In terms of the Australian outlook, the market has four official rate increases priced into the yield curve by Dec 2022. The RBA kept rates on hold at the March meeting. This was largely expected given they have been talking about remaining patient and seeing the economic data before deciding the course of policy action, combined with the uncertainty around global growth and inflation as a result of the conflict in Ukraine. The RBA Board is committed to its objectives of a return to full employment with inflation sustainably within the target band. There are uncertainties about how persistent the pick-up in inflation will be given recent developments in global energy markets and ongoing supply-side problems. Currently, wages growth remains modest, and it is likely to be some time yet before growth in labour costs is at a rate consistent with inflation being sustainably within the target band.

De-risking the order of the day

Given the backdrop it is clearly a challenging time in markets. The nature of geopolitical events make them uncertain as to timeframes and outcomes, while volatility remains high. As such, we remain defensive, liquid and focused on managing downside risk and preserving capital. As we entered February, we were already defensively positioned. Credit risk premium had compressed considerably through 2021 and as such we were reducing aggregate credit exposure and improving average credit quality. Over the last few months, we have been reducing our global high yield, European credit, securitised credit, and emerging market sovereign debt allocations. These reductions have seen cash holdings increase to over 20%. We will look to add back into credit markets when valuation opportunities present themselves, however at this stage the uncertainty and volatility is keeping us on the sidelines. In terms of specific exposure to Russia as at the end of February, we had minimal exposure (0.02%) via an allocation to the Schroder Emerging Market Debt Absolute Return Fund.

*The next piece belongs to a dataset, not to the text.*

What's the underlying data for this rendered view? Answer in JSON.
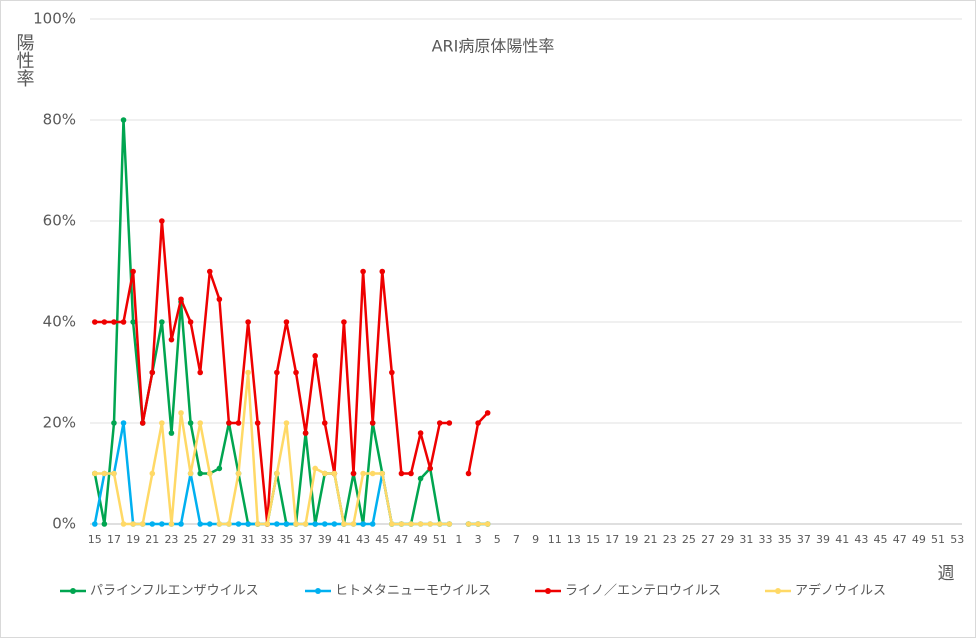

We have also been adding duration risk to the portfolio. We had kept duration at modest levels throughout 2021 as we were anticipating higher bonds yields as central banks raised official rates. During February we added duration by taking profits on a short duration position in shorter maturity US treasuries, as we expected some of the significant pricing of official rate increases to unwind as a result of the Ukrainian conflict. We also added duration to longer-dated maturities in the US to add some yield and to help protect the portfolio from further downside risks.

In terms of currency exposure, we have also added to the long JPY position against the AUD position. This is viewed as a partial hedge in the event of a more extreme risk off. While we haven’t seen weakness in the AUD at this stage, arguably given the strength in commodity prices, we do think it will assist with tail risks.

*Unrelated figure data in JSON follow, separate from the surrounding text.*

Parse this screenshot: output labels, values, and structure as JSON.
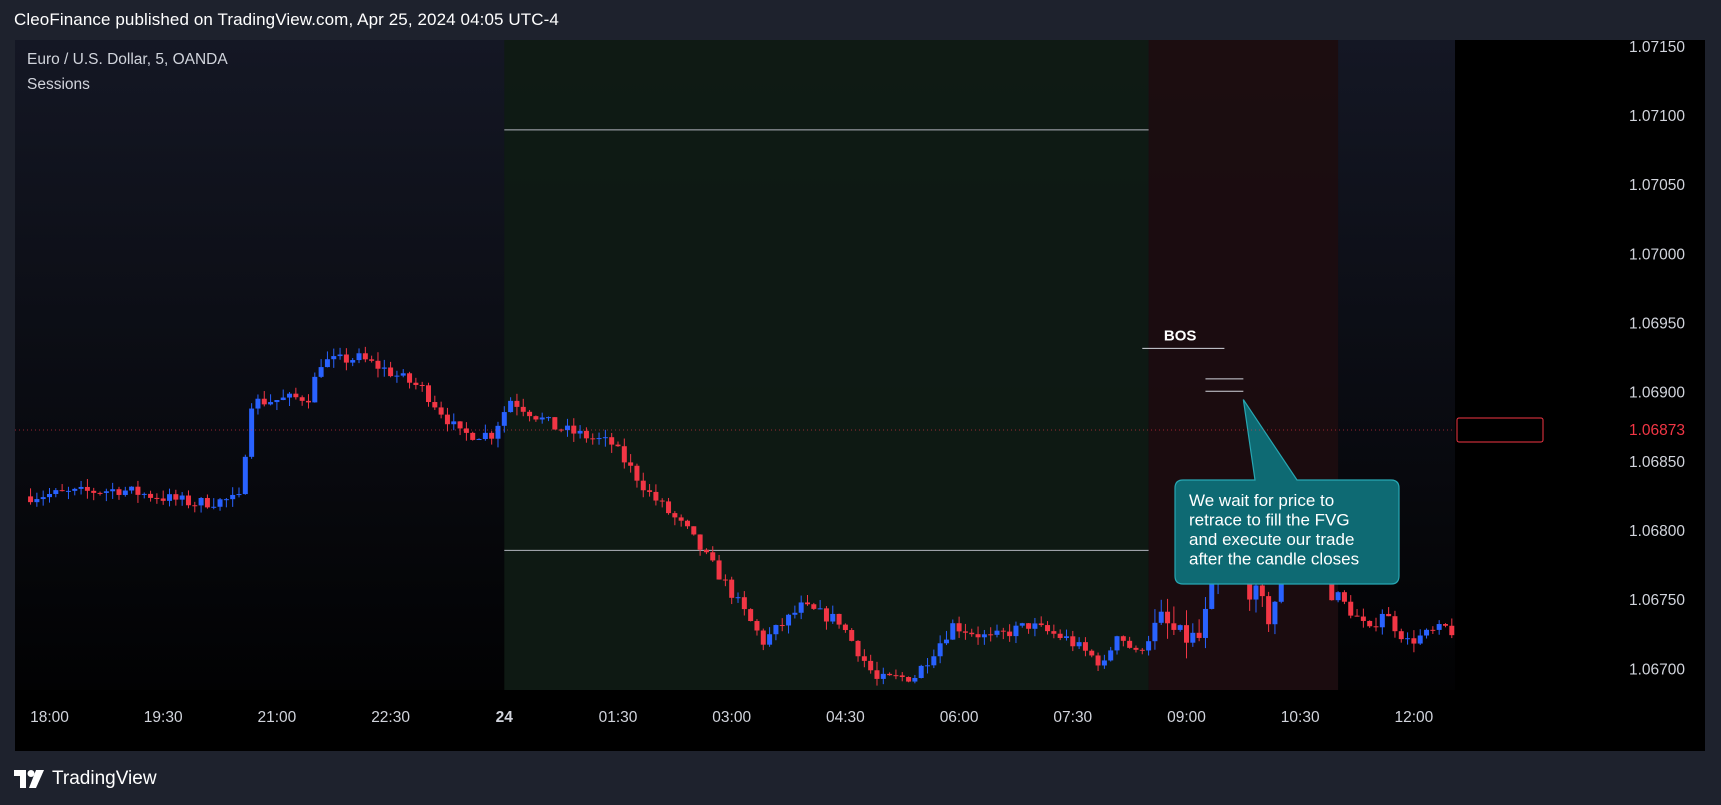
{
  "header": {
    "published_text": "CleoFinance published on TradingView.com, Apr 25, 2024 04:05 UTC-4"
  },
  "footer": {
    "brand": "TradingView",
    "logo_icon": "tradingview-logo-icon"
  },
  "colors": {
    "bull": "#2962ff",
    "bear": "#f23645",
    "session_asia": "#0f1a14",
    "session_london": "#1c0d10",
    "callout": "#0e6a73",
    "callout_border": "#27a7b3"
  },
  "chart_data": {
    "type": "candlestick",
    "symbol_line": "Euro / U.S. Dollar, 5, OANDA",
    "indicator": "Sessions",
    "y_ticks": [
      "1.07150",
      "1.07100",
      "1.07050",
      "1.07000",
      "1.06950",
      "1.06900",
      "1.06850",
      "1.06800",
      "1.06750",
      "1.06700"
    ],
    "ylim": [
      1.06685,
      1.07155
    ],
    "x_ticks": [
      "18:00",
      "19:30",
      "21:00",
      "22:30",
      "24",
      "01:30",
      "03:00",
      "04:30",
      "06:00",
      "07:30",
      "09:00",
      "10:30",
      "12:00"
    ],
    "current_price": "1.06873",
    "sessions": [
      {
        "from": "00:00",
        "to": "08:30",
        "kind": "asia"
      },
      {
        "from": "08:30",
        "to": "11:00",
        "kind": "london"
      }
    ],
    "range_high": 1.0709,
    "range_low": 1.06786,
    "range_from": "00:00",
    "range_to": "08:30",
    "bos_label": "BOS",
    "bos_level": 1.06932,
    "annotation": "We wait for price to retrace to fill the FVG and execute our trade after the candle closes",
    "trend_points": [
      [
        "17:45",
        1.06825
      ],
      [
        "19:00",
        1.0683
      ],
      [
        "20:00",
        1.0682
      ],
      [
        "20:35",
        1.06823
      ],
      [
        "20:45",
        1.06893
      ],
      [
        "21:30",
        1.06897
      ],
      [
        "21:40",
        1.06922
      ],
      [
        "22:10",
        1.06925
      ],
      [
        "22:30",
        1.06917
      ],
      [
        "23:00",
        1.06903
      ],
      [
        "23:30",
        1.0687
      ],
      [
        "23:55",
        1.0687
      ],
      [
        "00:10",
        1.06895
      ],
      [
        "00:45",
        1.06875
      ],
      [
        "01:30",
        1.06863
      ],
      [
        "02:00",
        1.06827
      ],
      [
        "02:30",
        1.068
      ],
      [
        "03:00",
        1.06762
      ],
      [
        "03:30",
        1.0672
      ],
      [
        "04:00",
        1.06745
      ],
      [
        "04:30",
        1.06735
      ],
      [
        "05:00",
        1.06692
      ],
      [
        "05:30",
        1.06695
      ],
      [
        "06:00",
        1.06732
      ],
      [
        "06:30",
        1.06722
      ],
      [
        "07:00",
        1.06732
      ],
      [
        "07:30",
        1.06722
      ],
      [
        "08:00",
        1.06703
      ],
      [
        "08:10",
        1.06727
      ],
      [
        "08:25",
        1.06711
      ],
      [
        "08:45",
        1.06735
      ],
      [
        "09:00",
        1.06723
      ],
      [
        "09:15",
        1.06722
      ],
      [
        "09:30",
        1.0677
      ],
      [
        "09:45",
        1.06773
      ],
      [
        "10:10",
        1.06738
      ],
      [
        "10:20",
        1.06762
      ],
      [
        "10:40",
        1.06795
      ],
      [
        "11:00",
        1.06758
      ],
      [
        "11:15",
        1.06742
      ],
      [
        "11:30",
        1.06727
      ],
      [
        "11:40",
        1.06742
      ],
      [
        "12:00",
        1.0672
      ],
      [
        "12:30",
        1.0673
      ],
      [
        "12:40",
        1.06725
      ]
    ]
  }
}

Overall, we remain defensive and liquid and focused on managing downside risk and preserving capital. We are ready to deploy the cash we have built up but will be patient given the great deal of uncertainly around the conflict in Ukraine, combined with the uncertainty on transition path to more appropriate monetary policy seatings globally. We will look to position the portfolio in a more constructive way when we see the balance between risk and return move more in our favour.